Me traían a la celda desayuno, almuerzo y cena. Ahora era servido. Esta inactividad me preocupaba, porque atentaba contra mi propósito de ser útil. Sin embargo, a mi mentor no parecía importarle, siempre y cuando no abandonara las tareas. Este inesperado tiempo libre representó un avance decisivo; en el aprendizaje y en otro orden, pues para cuando me levanté había dado tan fuerte estirón, que al padre Luis le hizo exclamar:

—¡Has crecido, puñetero! Tendremos que procurarte unos pantalones; éstos no te llegan ya al tobillo.

—Lo siento, padre —quise excusarme, con cara compungida.

—Crecer es tu derecho, y convertirte en un hombre, tu obligación. No tienes que disculparte —me respondió, y cambió de tema—. Aunque ya estás curado, te daremos un par de días de convalecencia en la celda, para asegurarnos de que no recaigas. Mientras, buscaré pantalones y faena para entretenerte. La ociosidad no es buena compañera.

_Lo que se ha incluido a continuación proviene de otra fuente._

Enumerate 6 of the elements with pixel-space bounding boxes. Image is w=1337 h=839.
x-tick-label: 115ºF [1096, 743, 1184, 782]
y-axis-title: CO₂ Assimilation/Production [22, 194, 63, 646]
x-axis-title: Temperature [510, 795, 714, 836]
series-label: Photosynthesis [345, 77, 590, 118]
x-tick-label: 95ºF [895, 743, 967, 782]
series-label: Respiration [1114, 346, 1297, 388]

Se ausentó unos momentos y regresó con palillero, plumilla, tintero, papel secante y un cuaderno de caligrafía.

Los dejó sobre la mesa, se acomodó en la silla y encajó la plumilla en el palillero. Me hizo notar la posición del cuerpo, de los brazos y del papel, que colocó oblicuo, con respecto a la mesa, en veinte o veinticinco grados.

—Es aconsejable que la plumilla no vaya sobrada de tinta —me sugirió—. Como pauta o referencia, ésta no debe cubrir los gavilanes por entero. Con tal procedimiento precavemos borrones, indeseados siempre; pero si caen, se absorben con el papel secante.

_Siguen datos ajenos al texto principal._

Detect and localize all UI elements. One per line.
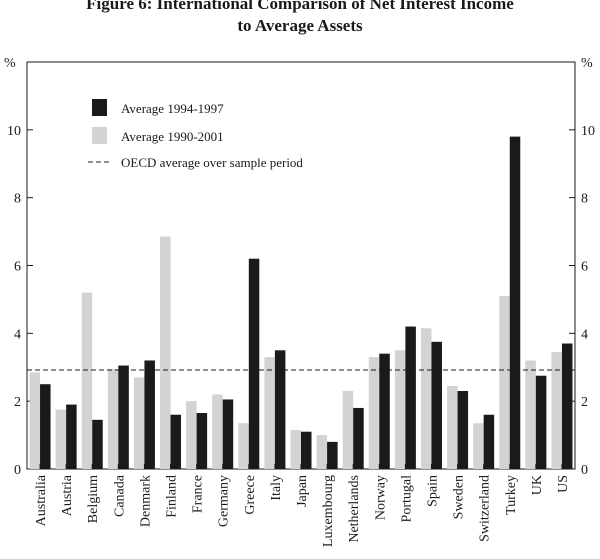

En las iluminaciones, que más adelante encontraría en los libros más antiguos, encuadernados con pergamino, vería las figuras de los pacientes copistas en la misma postura que adoptaba el franciscano.

—Para que la pluma resbale con suavidad por el papel, pero que la mano la dirija apropiadamente, es necesario sujetarla con soltura y delicadeza en la forma adecuada, de esta manera —decía esto en tanto la situaba paralela al dedo índice—. No te acostumbres a descansarla en el hueco del pulgar, porque únicamente cogida como te explico se obtiene la inclinación justa sobre el plano de la mesa. Prueba ahora tú —me invitó, incorporándose para cederme el asiento—, y ten presente dos reglas: la primera, que a mayor presión, más grosor en el trazado de líneas; y la segunda, que si te habitúas a las posiciones correctas de cuerpo, cuaderno y mano, la escritura fluirá intachable.

Los primeros intentos fueron desastrosos, la pluma soltaba gruesos borrones donde le placía, o la tinta se corría en el cuaderno y, al ir a enjugarla con el secante, la mancha se expandía.

Durante una larga temporada tuve manchadas las manos a diario, mas esto me gustaba porque me hacía sentir un hombre familiarizado con las letras. El olor del papel y el inconfundible de la tinta me agradaban más que cualquier aroma perfumado, y aún quedo embobado en los escaparates de las buenas papelerías, ante los múltiples objetos que se exhiben en ellas.